This particular script is exercising almost none of the constructs that
were sped up in perl 3, and several of the constructs that were slowed
down.

In particular, the sorting is probably a little slower for a couple of
reasons.  First, subroutine calls run a little slower due to the code
to handle array returns.  Second, associative array references are a
bit slower due to the check for dbm arrays, and making sure associative
arrays don't create themselves when checked by the "defined" function.

The foreach is also a bit slower due to allowing for nested references
to the same array.

Disclaimer: the above is merely well-informed speculation.  Profiling might
well pinpoint some other culprit.

Larry

flee@shire.cs.psu.edu (Felix Lee) (12/19/89)

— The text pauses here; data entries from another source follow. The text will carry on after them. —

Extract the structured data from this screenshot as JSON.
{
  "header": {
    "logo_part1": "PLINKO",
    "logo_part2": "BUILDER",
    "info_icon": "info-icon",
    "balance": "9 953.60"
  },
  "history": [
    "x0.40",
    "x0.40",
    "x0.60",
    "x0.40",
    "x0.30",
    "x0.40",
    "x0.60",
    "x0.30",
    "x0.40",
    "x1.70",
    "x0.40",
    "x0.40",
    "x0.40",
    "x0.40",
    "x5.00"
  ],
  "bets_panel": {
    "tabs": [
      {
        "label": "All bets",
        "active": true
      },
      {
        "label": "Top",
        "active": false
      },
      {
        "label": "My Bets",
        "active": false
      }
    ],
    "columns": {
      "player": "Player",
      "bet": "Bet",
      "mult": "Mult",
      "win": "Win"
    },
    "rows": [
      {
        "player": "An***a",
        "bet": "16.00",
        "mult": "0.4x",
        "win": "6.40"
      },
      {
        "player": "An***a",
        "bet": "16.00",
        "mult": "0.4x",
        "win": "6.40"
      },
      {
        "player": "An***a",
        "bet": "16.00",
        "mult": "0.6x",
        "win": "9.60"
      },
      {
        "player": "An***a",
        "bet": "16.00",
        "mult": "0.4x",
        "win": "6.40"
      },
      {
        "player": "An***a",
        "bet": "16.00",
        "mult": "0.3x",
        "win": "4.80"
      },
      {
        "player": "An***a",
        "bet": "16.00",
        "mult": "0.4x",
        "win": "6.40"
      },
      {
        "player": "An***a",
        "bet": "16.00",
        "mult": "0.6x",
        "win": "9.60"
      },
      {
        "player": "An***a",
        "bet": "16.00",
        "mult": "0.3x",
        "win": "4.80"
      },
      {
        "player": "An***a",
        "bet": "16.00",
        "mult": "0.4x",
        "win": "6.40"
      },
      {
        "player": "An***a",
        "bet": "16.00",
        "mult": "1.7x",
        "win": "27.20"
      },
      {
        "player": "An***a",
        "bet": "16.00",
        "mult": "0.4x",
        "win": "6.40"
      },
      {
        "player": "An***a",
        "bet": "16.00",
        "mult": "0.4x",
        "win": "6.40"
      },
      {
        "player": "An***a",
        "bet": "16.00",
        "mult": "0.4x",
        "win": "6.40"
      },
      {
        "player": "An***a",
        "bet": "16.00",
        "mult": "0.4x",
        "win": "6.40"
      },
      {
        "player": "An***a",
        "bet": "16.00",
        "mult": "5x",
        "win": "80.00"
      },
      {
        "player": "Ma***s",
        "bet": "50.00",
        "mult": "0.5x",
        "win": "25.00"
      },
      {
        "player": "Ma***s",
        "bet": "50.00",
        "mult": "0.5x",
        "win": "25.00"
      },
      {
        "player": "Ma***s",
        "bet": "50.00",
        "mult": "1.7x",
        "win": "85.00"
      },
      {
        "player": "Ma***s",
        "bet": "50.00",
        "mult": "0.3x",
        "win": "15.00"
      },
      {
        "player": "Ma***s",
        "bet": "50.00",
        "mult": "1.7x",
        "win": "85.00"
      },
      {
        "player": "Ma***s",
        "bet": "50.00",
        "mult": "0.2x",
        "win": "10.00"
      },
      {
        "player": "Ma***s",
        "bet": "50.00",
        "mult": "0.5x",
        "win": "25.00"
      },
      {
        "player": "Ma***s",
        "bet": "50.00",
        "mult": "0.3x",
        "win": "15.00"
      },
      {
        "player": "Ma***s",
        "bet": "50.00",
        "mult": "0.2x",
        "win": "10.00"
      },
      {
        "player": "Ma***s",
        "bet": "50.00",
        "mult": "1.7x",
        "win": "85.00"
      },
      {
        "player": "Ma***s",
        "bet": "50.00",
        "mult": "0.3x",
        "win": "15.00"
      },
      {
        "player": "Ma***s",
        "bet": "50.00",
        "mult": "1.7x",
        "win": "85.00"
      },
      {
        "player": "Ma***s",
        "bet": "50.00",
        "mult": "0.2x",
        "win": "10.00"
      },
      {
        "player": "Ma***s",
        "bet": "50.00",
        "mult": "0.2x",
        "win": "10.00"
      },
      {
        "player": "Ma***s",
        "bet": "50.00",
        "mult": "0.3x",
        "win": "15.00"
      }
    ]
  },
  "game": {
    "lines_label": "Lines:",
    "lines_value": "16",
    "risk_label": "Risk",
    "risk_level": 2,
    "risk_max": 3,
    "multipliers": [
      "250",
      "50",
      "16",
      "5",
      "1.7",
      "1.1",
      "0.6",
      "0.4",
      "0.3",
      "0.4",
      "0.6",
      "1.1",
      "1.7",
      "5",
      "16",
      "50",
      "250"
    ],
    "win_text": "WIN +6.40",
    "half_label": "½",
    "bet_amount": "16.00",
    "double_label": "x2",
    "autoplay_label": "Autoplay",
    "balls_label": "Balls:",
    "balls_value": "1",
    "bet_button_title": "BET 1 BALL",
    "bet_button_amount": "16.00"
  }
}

Larry Wall <lwall@jpl-devvax.JPL.NASA.GOV> wrote:
> This particular script is exercising almost none of the constructs
> that were sped up in perl 3, and several of the constructs that were
> slowed down.

Yes, I suspected as much, especially the associative array references.
I offered that script as an example of a typically expensive text
application.  Most perl-as-a-report-generator applications aren't
going to be nearly as expensive, but will do much the same thing.
Assocs are more useful than normal arrays for report generation;
they're natural for tabulating data.  (That's why the reverse-cat in
awk is so slow: awk has assocs, not regular arrays.)

But anyway, the enhancements in version 3 are great for all those
writing serious applications (like newsreaders:-) in Perl.
--
Felix Lee	flee@shire.cs.psu.edu	*!psuvax1!flee